VAD (Vagrant-Ansible-Docker)
From all my reading so far I get the impression that a VAD stack (Vagrant-Ansible-Docker) is the only way for me to avoid the problematic state I described above (if I want a VPS environment and not just shared-server hosting platform):
- Release updates and upgrades for my OS (Ubuntu 16.04 to 18.04 to 20.04 - to whatever version; and
ufw
but without changing myufw
directives likeufw --force enable && ufw allow 22,25,80,443
). - Updates and upgrades for all my packages (Apache 2.4-3.4 and so forth;
unattended-upgrades curl wget zip unzip mysql php php-{cli,curl,mbstring,mcrypt,gd} python-certbot-apache ssmtp
, Composer). - Docker images will help me automate creation of bare-metal web applications that I would then change credentially to create new web applications.
This way, for example, Ubuntu will go from 16.04 to 18.04 directly and the Apache package will go from 2 to 3 and all my Apache virtual hosts for Apache 2.4 virtual-host files will automatically transduce into 3.x.x format.
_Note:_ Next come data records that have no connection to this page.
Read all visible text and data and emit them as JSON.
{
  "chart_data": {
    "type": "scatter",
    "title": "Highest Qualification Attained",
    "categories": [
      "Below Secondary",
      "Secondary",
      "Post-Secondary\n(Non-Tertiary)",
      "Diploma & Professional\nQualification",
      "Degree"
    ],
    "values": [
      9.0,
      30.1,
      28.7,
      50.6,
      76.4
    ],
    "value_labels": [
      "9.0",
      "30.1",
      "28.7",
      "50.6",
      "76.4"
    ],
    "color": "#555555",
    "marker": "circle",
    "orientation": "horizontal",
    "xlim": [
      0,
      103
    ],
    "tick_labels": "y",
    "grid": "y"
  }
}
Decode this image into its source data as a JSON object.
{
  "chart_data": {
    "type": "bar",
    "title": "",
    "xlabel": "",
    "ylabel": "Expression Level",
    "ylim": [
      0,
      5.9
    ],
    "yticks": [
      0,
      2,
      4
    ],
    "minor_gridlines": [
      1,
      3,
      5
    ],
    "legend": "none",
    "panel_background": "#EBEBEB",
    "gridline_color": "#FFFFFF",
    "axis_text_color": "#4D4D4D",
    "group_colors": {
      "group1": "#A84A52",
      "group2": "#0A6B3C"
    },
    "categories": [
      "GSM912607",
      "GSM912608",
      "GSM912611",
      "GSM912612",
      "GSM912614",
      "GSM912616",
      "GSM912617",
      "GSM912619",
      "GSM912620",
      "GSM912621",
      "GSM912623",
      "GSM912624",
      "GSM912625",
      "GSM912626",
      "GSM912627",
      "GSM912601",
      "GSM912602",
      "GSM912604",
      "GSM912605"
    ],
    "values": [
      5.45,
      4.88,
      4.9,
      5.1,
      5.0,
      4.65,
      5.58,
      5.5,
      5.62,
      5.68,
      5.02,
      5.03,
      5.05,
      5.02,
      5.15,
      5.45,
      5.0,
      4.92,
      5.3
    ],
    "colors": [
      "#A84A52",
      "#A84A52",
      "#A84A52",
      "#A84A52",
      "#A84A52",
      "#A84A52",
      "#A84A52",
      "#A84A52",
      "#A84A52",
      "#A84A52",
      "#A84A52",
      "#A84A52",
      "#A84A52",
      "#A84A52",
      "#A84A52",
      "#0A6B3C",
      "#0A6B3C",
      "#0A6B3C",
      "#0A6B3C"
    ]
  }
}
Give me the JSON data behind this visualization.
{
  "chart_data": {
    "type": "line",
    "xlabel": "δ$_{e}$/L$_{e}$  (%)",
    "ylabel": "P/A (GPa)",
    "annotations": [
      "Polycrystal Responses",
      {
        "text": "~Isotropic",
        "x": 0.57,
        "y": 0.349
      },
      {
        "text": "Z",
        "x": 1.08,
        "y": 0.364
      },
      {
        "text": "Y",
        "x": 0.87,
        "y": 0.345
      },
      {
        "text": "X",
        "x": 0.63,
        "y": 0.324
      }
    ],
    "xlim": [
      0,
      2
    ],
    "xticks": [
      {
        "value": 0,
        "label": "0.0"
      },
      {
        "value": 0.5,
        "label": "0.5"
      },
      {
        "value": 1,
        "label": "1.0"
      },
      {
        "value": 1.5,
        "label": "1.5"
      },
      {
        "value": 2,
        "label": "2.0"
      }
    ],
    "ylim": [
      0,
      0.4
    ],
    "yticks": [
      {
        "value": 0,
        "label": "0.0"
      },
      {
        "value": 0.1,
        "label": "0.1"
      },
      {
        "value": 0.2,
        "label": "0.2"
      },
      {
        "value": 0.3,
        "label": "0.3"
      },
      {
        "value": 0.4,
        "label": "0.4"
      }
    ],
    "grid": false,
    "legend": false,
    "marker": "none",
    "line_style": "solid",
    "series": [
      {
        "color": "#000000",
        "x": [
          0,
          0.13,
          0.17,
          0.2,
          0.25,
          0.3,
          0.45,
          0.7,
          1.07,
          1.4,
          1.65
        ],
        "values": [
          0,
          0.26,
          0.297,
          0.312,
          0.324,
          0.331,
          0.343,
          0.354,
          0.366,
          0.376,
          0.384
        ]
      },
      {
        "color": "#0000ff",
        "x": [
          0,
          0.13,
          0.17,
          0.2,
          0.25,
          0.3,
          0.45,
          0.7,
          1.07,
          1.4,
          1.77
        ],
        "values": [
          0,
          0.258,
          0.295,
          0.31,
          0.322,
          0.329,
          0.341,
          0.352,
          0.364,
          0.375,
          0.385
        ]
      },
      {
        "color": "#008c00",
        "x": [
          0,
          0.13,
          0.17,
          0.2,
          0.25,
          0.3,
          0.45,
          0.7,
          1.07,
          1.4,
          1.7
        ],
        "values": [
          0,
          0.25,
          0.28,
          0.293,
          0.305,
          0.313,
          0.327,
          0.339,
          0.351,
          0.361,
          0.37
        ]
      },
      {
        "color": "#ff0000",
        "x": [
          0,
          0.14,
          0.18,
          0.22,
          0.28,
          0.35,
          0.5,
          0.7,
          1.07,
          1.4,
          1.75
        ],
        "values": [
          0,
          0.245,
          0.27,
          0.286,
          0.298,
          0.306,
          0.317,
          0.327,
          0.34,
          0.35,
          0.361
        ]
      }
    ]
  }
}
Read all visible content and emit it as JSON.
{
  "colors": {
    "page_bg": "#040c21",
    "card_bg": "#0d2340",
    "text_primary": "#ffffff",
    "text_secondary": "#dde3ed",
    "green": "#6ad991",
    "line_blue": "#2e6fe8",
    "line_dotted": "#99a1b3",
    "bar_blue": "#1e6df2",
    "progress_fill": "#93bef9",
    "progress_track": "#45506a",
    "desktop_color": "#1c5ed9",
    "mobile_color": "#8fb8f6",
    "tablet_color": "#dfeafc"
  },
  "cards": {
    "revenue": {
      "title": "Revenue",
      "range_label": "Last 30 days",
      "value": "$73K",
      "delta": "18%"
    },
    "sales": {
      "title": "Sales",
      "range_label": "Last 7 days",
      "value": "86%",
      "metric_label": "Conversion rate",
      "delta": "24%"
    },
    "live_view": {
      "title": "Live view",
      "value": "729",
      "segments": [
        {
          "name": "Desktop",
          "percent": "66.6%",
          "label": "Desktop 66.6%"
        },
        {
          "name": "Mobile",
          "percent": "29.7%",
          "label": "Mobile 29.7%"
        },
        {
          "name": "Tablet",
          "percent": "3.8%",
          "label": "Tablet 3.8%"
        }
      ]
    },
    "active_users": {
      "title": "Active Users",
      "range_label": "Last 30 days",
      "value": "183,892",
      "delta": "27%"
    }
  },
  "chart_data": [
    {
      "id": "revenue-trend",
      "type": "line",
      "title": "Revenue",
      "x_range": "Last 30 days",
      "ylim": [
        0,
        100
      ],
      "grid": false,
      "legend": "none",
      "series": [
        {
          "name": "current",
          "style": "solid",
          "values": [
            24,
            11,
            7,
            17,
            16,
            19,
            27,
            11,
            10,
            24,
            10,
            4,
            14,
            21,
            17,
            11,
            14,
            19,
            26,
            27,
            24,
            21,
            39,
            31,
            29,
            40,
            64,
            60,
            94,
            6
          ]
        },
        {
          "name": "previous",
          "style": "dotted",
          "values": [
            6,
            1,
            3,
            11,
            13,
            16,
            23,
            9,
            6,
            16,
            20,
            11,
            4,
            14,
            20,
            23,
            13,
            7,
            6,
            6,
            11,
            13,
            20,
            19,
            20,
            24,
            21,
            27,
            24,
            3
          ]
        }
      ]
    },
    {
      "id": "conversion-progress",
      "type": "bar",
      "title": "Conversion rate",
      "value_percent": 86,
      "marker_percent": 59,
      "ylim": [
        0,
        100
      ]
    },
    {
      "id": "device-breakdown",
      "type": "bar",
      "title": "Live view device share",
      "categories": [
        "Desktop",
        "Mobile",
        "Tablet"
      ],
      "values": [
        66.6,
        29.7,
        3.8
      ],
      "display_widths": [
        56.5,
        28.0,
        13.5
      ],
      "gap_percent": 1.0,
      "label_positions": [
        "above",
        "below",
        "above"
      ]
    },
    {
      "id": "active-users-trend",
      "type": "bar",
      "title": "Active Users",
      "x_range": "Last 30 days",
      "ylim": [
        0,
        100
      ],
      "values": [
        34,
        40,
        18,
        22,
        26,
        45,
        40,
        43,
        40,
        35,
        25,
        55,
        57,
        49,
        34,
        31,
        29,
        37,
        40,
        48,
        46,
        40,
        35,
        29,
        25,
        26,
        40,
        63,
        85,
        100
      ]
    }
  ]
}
This sounds like a sweet dream with the only disadvantage of performance (I'm not sure a 5$ or even 20$ cloud-partition could handle such stack).
My question
Is my description accurate and if so - what is the common solution that combines these three that I should use (assuming there is some combo which is an industry-standard)?
On the top of such VAD solution, I'll execute much less vanilla-Bash directives (about 25 lines instead 150-200 lines) which will be much easier for me to maintain myself, at least by means of package-management.